Mi dispiaceva reagire così e volevo superare la mia fobia per i cani, tentai provandomi ad avvicinare a quelli piccoli, tipo un bel bassotto marrone nel mio palazzo o altri ancora più piccoli, ma mi abbaiavano peggio dei grandi e ciò non mi aiutava, l'unico cane che mi piaceva molto e che avrei voluto avvicinare era un bellissimo San Bernardo nel condominio dei miei nonni, ma il padrone non era molto socievole a causa delle proteste dei condomini e aveva ragione, infatti non era bella gente e qualcuno ha avvelenato il povero cane facendolo morire.

Crescendo la fobia è diventata più uno stato di attenzione da valutare caso per caso, questo finché non ho conosciuto Ginger, un bellissimo e dolcissimo labrador nero (quella nella foto).
L'ultimo posto dove ho esercitato la mia professione, prima che la malattia mi costringesse a smettere, è stato un Istituto per non vedenti, un'esperienza totalmente nuova per me, molto pesante per alcuni versi e molto formativa per altri, il primo giorno che presi servizio vidi in fondo al lungo corridoio un utente adulto, uno dei pochi, la maggior parte erano ragazzi, con il suo cane guida, un labrador nero, Ginger appunto.

Quando l'ho vista sul momento mi ha intimorita, era bella grande, ma poi l'ho guardata negli occhi, gli occhi più dolci che abbia mai visto, e così buona e docile, è un cane guida, per cui è stata educata e formata per tutte le necessità di una persona non vedente, ma Ginger è affettuosa e veramente innamorata del suo compagno di vita, una volta entrando per portare la terapia l'ho vista distesa sul letto accanto a lui ed ha alzato la testa per salutarmi, e il paziente mi ha raccontato del forte legame affettivo che si è progressivamente creato tra loro, per lui Ginger è un punto di riferimento importante, non solo per la sua disabilità, ma per la vita, che confessava piena di affetti persi o non vissuti pienamente.

Ginger è diventata importante anche per me, ha reso piacevole ogni turno, per quanto difficile fosse, il suo essere dolce e affettuosa mi ha aiutato a superare la mia fobia fino ad innamorarmi della sua razza e dei cani, tanto che oggi mi batto per loro, vittime di cattivi comportamenti, di abbandono, di depravazione da parte degli uomini.

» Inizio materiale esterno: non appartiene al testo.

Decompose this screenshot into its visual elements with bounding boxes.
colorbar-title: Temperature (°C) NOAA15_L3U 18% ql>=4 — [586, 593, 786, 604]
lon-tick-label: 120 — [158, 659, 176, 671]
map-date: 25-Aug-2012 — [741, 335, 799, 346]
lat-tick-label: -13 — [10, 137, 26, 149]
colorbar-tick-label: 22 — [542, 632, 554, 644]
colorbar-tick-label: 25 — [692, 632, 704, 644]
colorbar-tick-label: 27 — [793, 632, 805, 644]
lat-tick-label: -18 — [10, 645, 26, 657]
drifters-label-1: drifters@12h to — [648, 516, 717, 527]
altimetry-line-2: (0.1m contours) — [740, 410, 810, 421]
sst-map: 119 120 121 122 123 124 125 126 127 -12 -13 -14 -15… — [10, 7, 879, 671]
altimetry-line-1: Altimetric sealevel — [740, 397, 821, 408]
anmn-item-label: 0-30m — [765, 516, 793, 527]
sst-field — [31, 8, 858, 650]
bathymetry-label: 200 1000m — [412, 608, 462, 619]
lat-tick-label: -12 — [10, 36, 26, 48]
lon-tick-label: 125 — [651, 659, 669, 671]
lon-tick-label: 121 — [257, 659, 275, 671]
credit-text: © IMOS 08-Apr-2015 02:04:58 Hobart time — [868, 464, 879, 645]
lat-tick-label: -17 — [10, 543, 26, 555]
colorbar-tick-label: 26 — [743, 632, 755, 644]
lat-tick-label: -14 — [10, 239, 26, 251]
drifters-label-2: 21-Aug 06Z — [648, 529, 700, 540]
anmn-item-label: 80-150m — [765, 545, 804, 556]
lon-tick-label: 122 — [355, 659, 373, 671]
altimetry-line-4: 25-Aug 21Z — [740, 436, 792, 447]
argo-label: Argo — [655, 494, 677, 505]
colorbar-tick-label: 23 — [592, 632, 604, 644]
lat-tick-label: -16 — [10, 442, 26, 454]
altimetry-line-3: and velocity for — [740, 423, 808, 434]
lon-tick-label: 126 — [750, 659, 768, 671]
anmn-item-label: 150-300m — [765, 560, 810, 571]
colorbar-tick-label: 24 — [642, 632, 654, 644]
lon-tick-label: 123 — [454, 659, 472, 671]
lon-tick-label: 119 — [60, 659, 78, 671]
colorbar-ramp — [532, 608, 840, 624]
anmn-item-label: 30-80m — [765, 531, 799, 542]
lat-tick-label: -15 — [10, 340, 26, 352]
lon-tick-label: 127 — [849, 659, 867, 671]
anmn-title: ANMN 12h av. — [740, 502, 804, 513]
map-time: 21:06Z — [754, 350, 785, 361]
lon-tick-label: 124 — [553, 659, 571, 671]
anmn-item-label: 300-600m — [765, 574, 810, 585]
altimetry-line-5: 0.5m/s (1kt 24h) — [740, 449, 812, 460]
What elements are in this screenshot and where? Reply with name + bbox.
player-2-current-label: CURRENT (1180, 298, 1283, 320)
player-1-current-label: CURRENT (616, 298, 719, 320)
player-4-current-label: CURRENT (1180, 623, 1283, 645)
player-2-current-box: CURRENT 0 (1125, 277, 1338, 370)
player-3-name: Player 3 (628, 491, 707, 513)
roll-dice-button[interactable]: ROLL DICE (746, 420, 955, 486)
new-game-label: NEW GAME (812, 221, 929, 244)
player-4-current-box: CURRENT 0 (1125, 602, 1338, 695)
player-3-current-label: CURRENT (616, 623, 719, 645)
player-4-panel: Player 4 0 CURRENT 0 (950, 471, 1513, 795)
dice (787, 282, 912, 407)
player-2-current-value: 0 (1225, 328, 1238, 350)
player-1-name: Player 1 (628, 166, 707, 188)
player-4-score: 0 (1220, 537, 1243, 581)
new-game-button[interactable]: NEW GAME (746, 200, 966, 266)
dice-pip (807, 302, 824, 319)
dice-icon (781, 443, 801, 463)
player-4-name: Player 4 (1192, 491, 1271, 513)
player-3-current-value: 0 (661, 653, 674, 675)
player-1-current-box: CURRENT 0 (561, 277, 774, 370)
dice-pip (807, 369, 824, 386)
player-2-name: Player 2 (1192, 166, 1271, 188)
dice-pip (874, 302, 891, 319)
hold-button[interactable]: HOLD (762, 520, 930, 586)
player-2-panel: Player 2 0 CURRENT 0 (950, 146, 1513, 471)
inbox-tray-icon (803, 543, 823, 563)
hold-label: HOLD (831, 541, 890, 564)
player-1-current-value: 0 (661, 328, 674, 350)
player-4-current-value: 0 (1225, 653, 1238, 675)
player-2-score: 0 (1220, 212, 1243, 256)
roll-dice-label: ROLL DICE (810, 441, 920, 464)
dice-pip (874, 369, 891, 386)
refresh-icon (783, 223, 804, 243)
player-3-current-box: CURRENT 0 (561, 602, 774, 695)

Ginger e il paziente non sono rimasti a lungo all'Istituto, li immagino sereni da qualche parte, ma lei si è ritagliata un posto speciale nel mio cuore. 

In ogni appello di adozione che pubblico su L'Arca di Noè e inoltro sui social network ritrovo gli stessi occhi dolci di Ginger, solo più tristi per l'abbandono e la segregazione in box di canili, gli occhi degli uomini non sono sempre così buoni e dolci. Grazie Ginger, ovunque tu sei.